Neptune ML limits - Amazon Neptune
Services or capabilities described in Amazon Web Services documentation might vary by Region. To see the differences applicable to the China Regions, see Getting Started with Amazon Web Services in China.

Neptune ML limits

  • Inference queries are only supported currently using the Gremlin query language.

  • The types of inference currently supported are node classification, node regression, edge classification, edge regression and link prediction (see Neptune ML capabilities).

  • The maximum graph size that Neptune ML can support depends on the amount of memory and storage required during data preparation, model training, and inference.

    • The maximum size of memory of a SageMaker data-processing instance is 768 GB. As a result, the data-processing stage fails if it needs more than 768 GB of memory.

    • The maximum size of memory of a SageMaker training instance is 732 GB. As a result, the training stage fails if it needs more than 732 GB of memory.

  • Neptune ML is currently available only in Regions where Neptune and the other services it depends on (such as Amazon Lambda, Amazon API Gateway and Amazon SageMaker) are all supported.

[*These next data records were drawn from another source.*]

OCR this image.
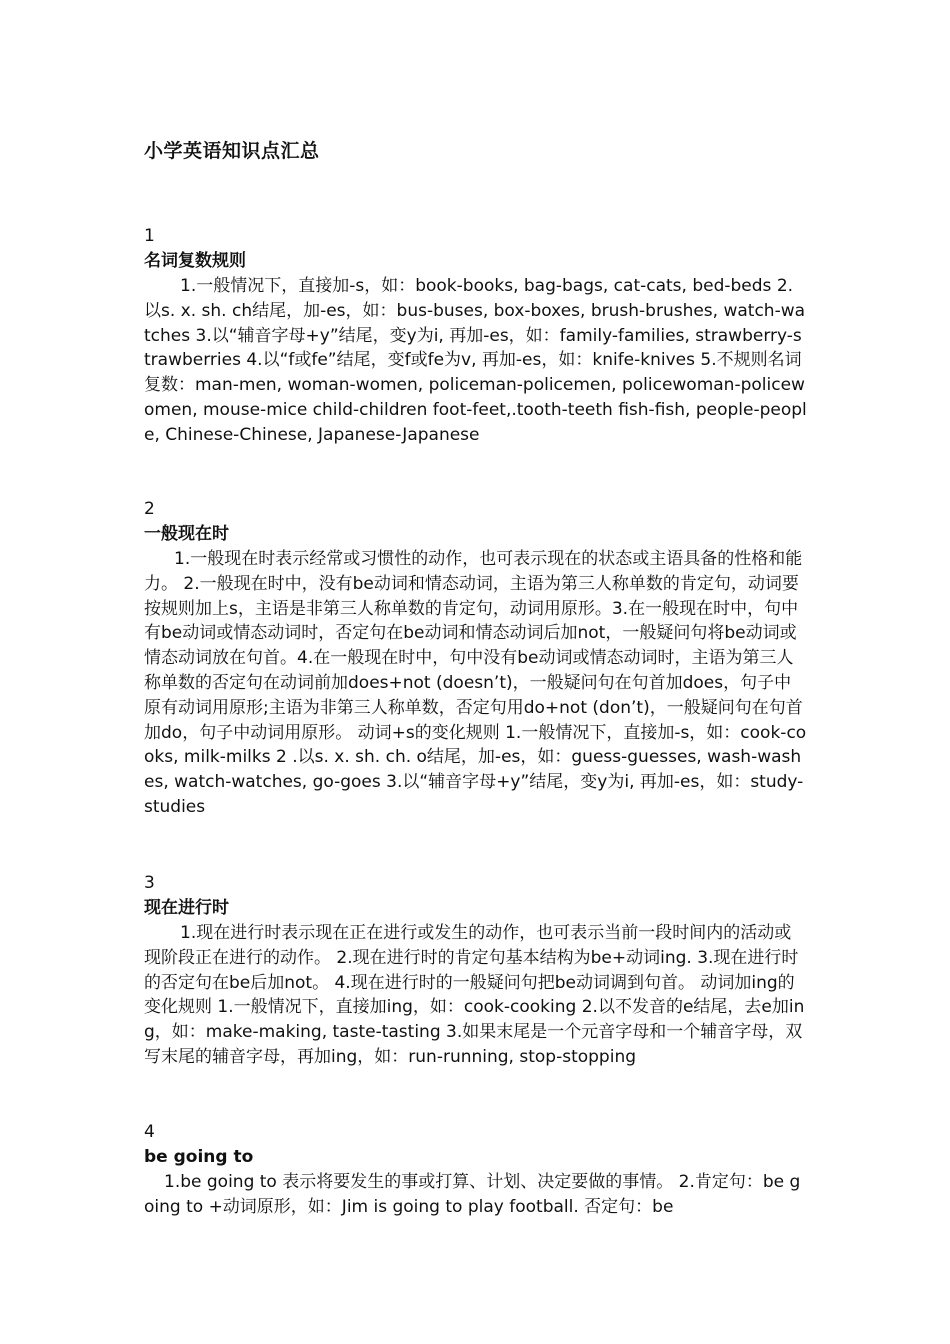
小学英语知识点汇总
1
名词复数规则

1.一般情况下，直接加-s，如：book-books, bag-bags, cat-cats, bed-beds 2.以s. x. sh. ch结尾，加-es，如：bus-buses, box-boxes, brush-brushes, watch-watches 3.以“辅音字母+y”结尾，变y为i, 再加-es，如：family-families, strawberry-strawberries 4.以“f或fe”结尾，变f或fe为v, 再加-es，如：knife-knives 5.不规则名词复数：man-men, woman-women, policeman-policemen, policewoman-policewomen, mouse-mice child-children foot-feet,.tooth-teeth fish-fish, people-people, Chinese-Chinese, Japanese-Japanese

2
一般现在时

1.一般现在时表示经常或习惯性的动作，也可表示现在的状态或主语具备的性格和能力。 2.一般现在时中，没有be动词和情态动词，主语为第三人称单数的肯定句，动词要按规则加上s，主语是非第三人称单数的肯定句，动词用原形。3.在一般现在时中，句中有be动词或情态动词时，否定句在be动词和情态动词后加not，一般疑问句将be动词或情态动词放在句首。4.在一般现在时中，句中没有be动词或情态动词时，主语为第三人称单数的否定句在动词前加does+not (doesn’t)，一般疑问句在句首加does，句子中原有动词用原形;主语为非第三人称单数，否定句用do+not (don’t)，一般疑问句在句首加do，句子中动词用原形。 动词+s的变化规则 1.一般情况下，直接加-s，如：cook-cooks, milk-milks 2 .以s. x. sh. ch. o结尾，加-es，如：guess-guesses, wash-washes, watch-watches, go-goes 3.以“辅音字母+y”结尾，变y为i, 再加-es，如：study-studies

3
现在进行时

1.现在进行时表示现在正在进行或发生的动作，也可表示当前一段时间内的活动或现阶段正在进行的动作。 2.现在进行时的肯定句基本结构为be+动词ing. 3.现在进行时的否定句在be后加not。 4.现在进行时的一般疑问句把be动词调到句首。 动词加ing的变化规则 1.一般情况下，直接加ing，如：cook-cooking 2.以不发音的e结尾，去e加ing，如：make-making, taste-tasting 3.如果末尾是一个元音字母和一个辅音字母，双写末尾的辅音字母，再加ing，如：run-running, stop-stopping

4
be going to

1.be going to 表示将要发生的事或打算、计划、决定要做的事情。 2.肯定句：be going to +动词原形，如：Jim is going to play football. 否定句：be
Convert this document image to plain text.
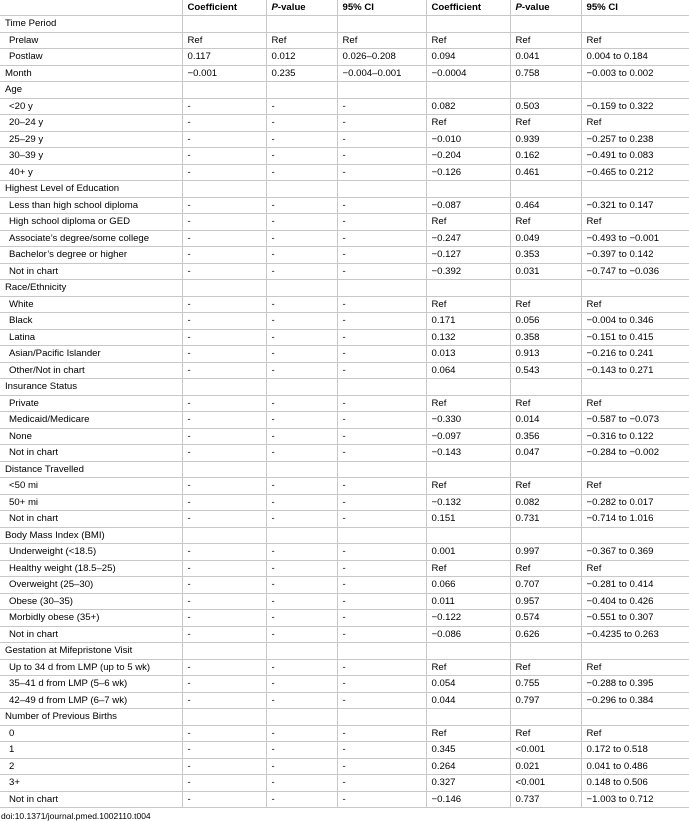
	Coefficient	P-value	95% CI	Coefficient	P-value	95% CI
Time Period						
Prelaw	Ref	Ref	Ref	Ref	Ref	Ref
Postlaw	0.117	0.012	0.026–0.208	0.094	0.041	0.004 to 0.184
Month	−0.001	0.235	−0.004–0.001	−0.0004	0.758	−0.003 to 0.002
Age						
<20 y	-	-	-	0.082	0.503	−0.159 to 0.322
20–24 y	-	-	-	Ref	Ref	Ref
25–29 y	-	-	-	−0.010	0.939	−0.257 to 0.238
30–39 y	-	-	-	−0.204	0.162	−0.491 to 0.083
40+ y	-	-	-	−0.126	0.461	−0.465 to 0.212
Highest Level of Education						
Less than high school diploma	-	-	-	−0.087	0.464	−0.321 to 0.147
High school diploma or GED	-	-	-	Ref	Ref	Ref
Associate’s degree/some college	-	-	-	−0.247	0.049	−0.493 to −0.001
Bachelor’s degree or higher	-	-	-	−0.127	0.353	−0.397 to 0.142
Not in chart	-	-	-	−0.392	0.031	−0.747 to −0.036
Race/Ethnicity						
White	-	-	-	Ref	Ref	Ref
Black	-	-	-	0.171	0.056	−0.004 to 0.346
Latina	-	-	-	0.132	0.358	−0.151 to 0.415
Asian/Pacific Islander	-	-	-	0.013	0.913	−0.216 to 0.241
Other/Not in chart	-	-	-	0.064	0.543	−0.143 to 0.271
Insurance Status						
Private	-	-	-	Ref	Ref	Ref
Medicaid/Medicare	-	-	-	−0.330	0.014	−0.587 to −0.073
None	-	-	-	−0.097	0.356	−0.316 to 0.122
Not in chart	-	-	-	−0.143	0.047	−0.284 to −0.002
Distance Travelled						
<50 mi	-	-	-	Ref	Ref	Ref
50+ mi	-	-	-	−0.132	0.082	−0.282 to 0.017
Not in chart	-	-	-	0.151	0.731	−0.714 to 1.016
Body Mass Index (BMI)						
Underweight (<18.5)	-	-	-	0.001	0.997	−0.367 to 0.369
Healthy weight (18.5–25)	-	-	-	Ref	Ref	Ref
Overweight (25–30)	-	-	-	0.066	0.707	−0.281 to 0.414
Obese (30–35)	-	-	-	0.011	0.957	−0.404 to 0.426
Morbidly obese (35+)	-	-	-	−0.122	0.574	−0.551 to 0.307
Not in chart	-	-	-	−0.086	0.626	−0.4235 to 0.263
Gestation at Mifepristone Visit						
Up to 34 d from LMP (up to 5 wk)	-	-	-	Ref	Ref	Ref
35–41 d from LMP (5–6 wk)	-	-	-	0.054	0.755	−0.288 to 0.395
42–49 d from LMP (6–7 wk)	-	-	-	0.044	0.797	−0.296 to 0.384
Number of Previous Births						
0	-	-	-	Ref	Ref	Ref
1	-	-	-	0.345	<0.001	0.172 to 0.518
2	-	-	-	0.264	0.021	0.041 to 0.486
3+	-	-	-	0.327	<0.001	0.148 to 0.506
Not in chart	-	-	-	−0.146	0.737	−1.003 to 0.712
doi:10.1371/journal.pmed.1002110.t004
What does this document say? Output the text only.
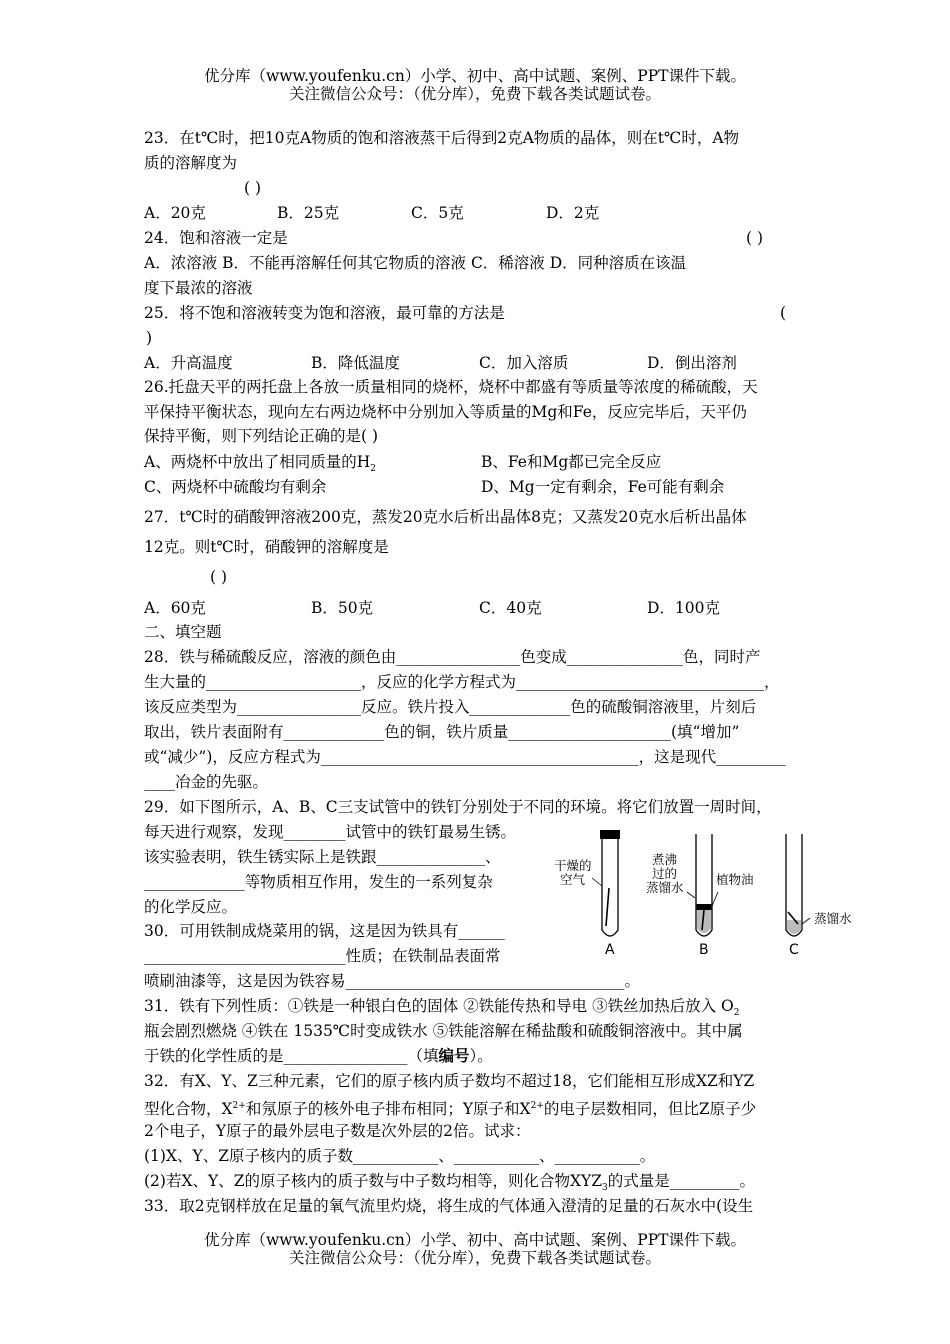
优分库（www.youfenku.cn）小学、初中、高中试题、案例、PPT课件下载。
关注微信公众号：（优分库），免费下载各类试题试卷。
23．在t℃时，把10克A物质的饱和溶液蒸干后得到2克A物质的晶体，则在t℃时，A物
质的溶解度为
( )
A．20克	B．25克	C．5克	D．2克
24．饱和溶液一定是	( )
A．浓溶液 B．不能再溶解任何其它物质的溶液 C．稀溶液 D．同种溶质在该温
度下最浓的溶液
25．将不饱和溶液转变为饱和溶液，最可靠的方法是	(
)
A．升高温度	B．降低温度	C．加入溶质	D．倒出溶剂
26.托盘天平的两托盘上各放一质量相同的烧杯，烧杯中都盛有等质量等浓度的稀硫酸，天
平保持平衡状态，现向左右两边烧杯中分别加入等质量的Mg和Fe，反应完毕后，天平仍
保持平衡，则下列结论正确的是( )
A、两烧杯中放出了相同质量的$H_2$	B、Fe和Mg都已完全反应
C、两烧杯中硫酸均有剩余	D、Mg一定有剩余，Fe可能有剩余
27．t℃时的硝酸钾溶液200克，蒸发20克水后析出晶体8克；又蒸发20克水后析出晶体
12克。则t℃时，硝酸钾的溶解度是
( )
A．60克	B．50克	C．40克	D．100克
二、填空题
28．铁与稀硫酸反应，溶液的颜色由________________色变成_______________色，同时产
生大量的____________________，反应的化学方程式为________________________________，
该反应类型为________________反应。铁片投入_____________色的硫酸铜溶液里，片刻后
取出，铁片表面附有_____________色的铜，铁片质量_____________________(填“增加”
或“减少”)，反应方程式为_________________________________________，这是现代_________
____冶金的先驱。
29．如下图所示，A、B、C三支试管中的铁钉分别处于不同的环境。将它们放置一周时间，
每天进行观察，发现________试管中的铁钉最易生锈。
该实验表明，铁生锈实际上是铁跟______________、
_____________等物质相互作用，发生的一系列复杂
的化学反应。
干燥的
空气
A
煮沸
过的
蒸馏水
植物油
B	C
蒸馏水
30．可用铁制成烧菜用的锅，这是因为铁具有______
__________________________性质；在铁制品表面常
喷刷油漆等，这是因为铁容易____________________________________。
31．铁有下列性质：①铁是一种银白色的固体 ②铁能传热和导电 ③铁丝加热后放入 $O_2$
瓶会剧烈燃烧 ④铁在 1535℃时变成铁水 ⑤铁能溶解在稀盐酸和硫酸铜溶液中。其中属
于铁的化学性质的是________________（填编号）。
32．有X、Y、Z三种元素，它们的原子核内质子数均不超过18，它们能相互形成XZ和YZ
型化合物，$X^{2+}$和氖原子的核外电子排布相同；Y原子和$X^{2+}$的电子层数相同，但比Z原子少
2个电子，Y原子的最外层电子数是次外层的2倍。试求：
(1)X、Y、Z原子核内的质子数___________、___________、___________。
(2)若X、Y、Z的原子核内的质子数与中子数均相等，则化合物$XYZ_3$的式量是_________。
33．取2克钢样放在足量的氧气流里灼烧，将生成的气体通入澄清的足量的石灰水中(设生
优分库（www.youfenku.cn）小学、初中、高中试题、案例、PPT课件下载。
关注微信公众号：（优分库），免费下载各类试题试卷。
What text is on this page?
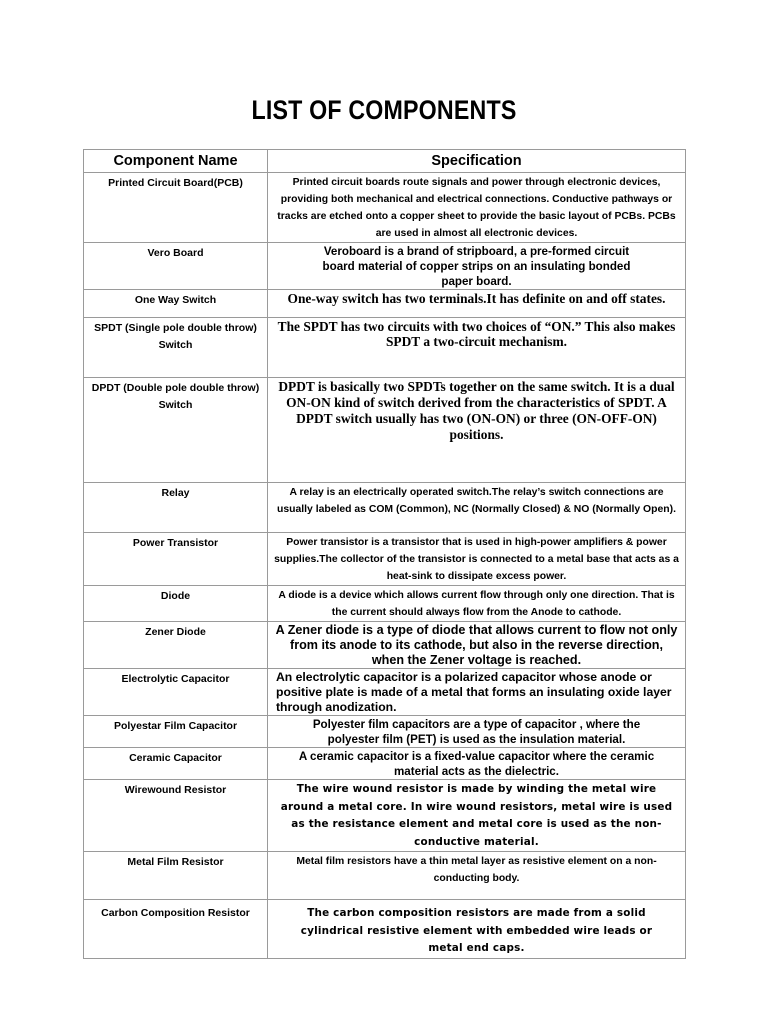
LIST OF COMPONENTS
Component Name	Specification
Printed Circuit Board(PCB)	Printed circuit boards route signals and power through electronic devices, providing both mechanical and electrical connections. Conductive pathways or tracks are etched onto a copper sheet to provide the basic layout of PCBs. PCBs are used in almost all electronic devices.
Vero Board	Veroboard is a brand of stripboard, a pre-formed circuit board material of copper strips on an insulating bonded paper board.
One Way Switch	One-way switch has two terminals.It has definite on and off states.
SPDT (Single pole double throw) Switch	The SPDT has two circuits with two choices of “ON.” This also makes SPDT a two-circuit mechanism.
DPDT (Double pole double throw) Switch	DPDT is basically two SPDTs together on the same switch. It is a dual ON-ON kind of switch derived from the characteristics of SPDT. A DPDT switch usually has two (ON-ON) or three (ON-OFF-ON) positions.
Relay	A relay is an electrically operated switch.The relay’s switch connections are usually labeled as COM (Common), NC (Normally Closed) & NO (Normally Open).
Power Transistor	Power transistor is a transistor that is used in high-power amplifiers & power supplies.The collector of the transistor is connected to a metal base that acts as a heat-sink to dissipate excess power.
Diode	A diode is a device which allows current flow through only one direction. That is the current should always flow from the Anode to cathode.
Zener Diode	A Zener diode is a type of diode that allows current to flow not only from its anode to its cathode, but also in the reverse direction, when the Zener voltage is reached.
Electrolytic Capacitor	An electrolytic capacitor is a polarized capacitor whose anode or positive plate is made of a metal that forms an insulating oxide layer through anodization.
Polyestar Film Capacitor	Polyester film capacitors are a type of capacitor , where the polyester film (PET) is used as the insulation material.
Ceramic Capacitor	A ceramic capacitor is a fixed-value capacitor where the ceramic material acts as the dielectric.
Wirewound Resistor	The wire wound resistor is made by winding the metal wire around a metal core. In wire wound resistors, metal wire is used as the resistance element and metal core is used as the non-conductive material.
Metal Film Resistor	Metal film resistors have a thin metal layer as resistive element on a non-conducting body.
Carbon Composition Resistor	The carbon composition resistors are made from a solid cylindrical resistive element with embedded wire leads or metal end caps.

    There are differences in China (Beijing) and China (Ningxia) having to do with the default use of IAM authentication, as is explained here along with other differences.

  • The inference endpoints launched by Neptune ML currently can only return predictions for nodes that were present in the graph during training. For property graph models, you can update the inference endpoint to provide predictions for new nodes by following the incremental data inference workflow or the retraining workflow with the new data.

    For each supported task, the following nodes can appear in inference queries:

    • For vertex-property prediction (node classification or node regression), all vertices used in the queries must be available in the original graph, but the property to be predicted does not need to exist on all vertices.

    • For edge-property prediction (edge classification or edge regression), all incident vertices on the edges used in the queries must be available in the original graph, but the edge property to be predicted does not need to exist on all edges.

    • For link prediction (source or target vertex prediction), all vertices and edge types used in the queries must be available during training. Predictions for new edge types or vertices cannot be made.

  • The KGE models supported by Neptune ML only work for link prediction tasks, and the representations are specific to vertices and edge types present in the graph during training. This means that all vertices and edge types referred to in an inference query must have been present in the graph during training. Predictions for new edge types or vertices cannot be made without retraining the model.

SageMaker resource limitations

Depending on your activities and resource usage over time, you may encounter error messages saying that you've exceeded your quota (ResourceLimitExceeded). and you need to scale up your SageMaker resources, follow the steps in the Request a service quota increase for SageMaker resources procedure on this page to request a quota increase from Amazon Support.

SageMaker resource names correspond to Neptune ML stages as follows:

  • The SageMaker ProcessingJob is used by Neptune data processing, model training, and model transform jobs.

  • The SageMaker HyperParameterTuningJob is used by Neptune model training jobs.

  • The SageMaker TrainingJob is used by Neptune model training jobs.

  • The SageMaker Endpoint is used by Neptune inference endpoints.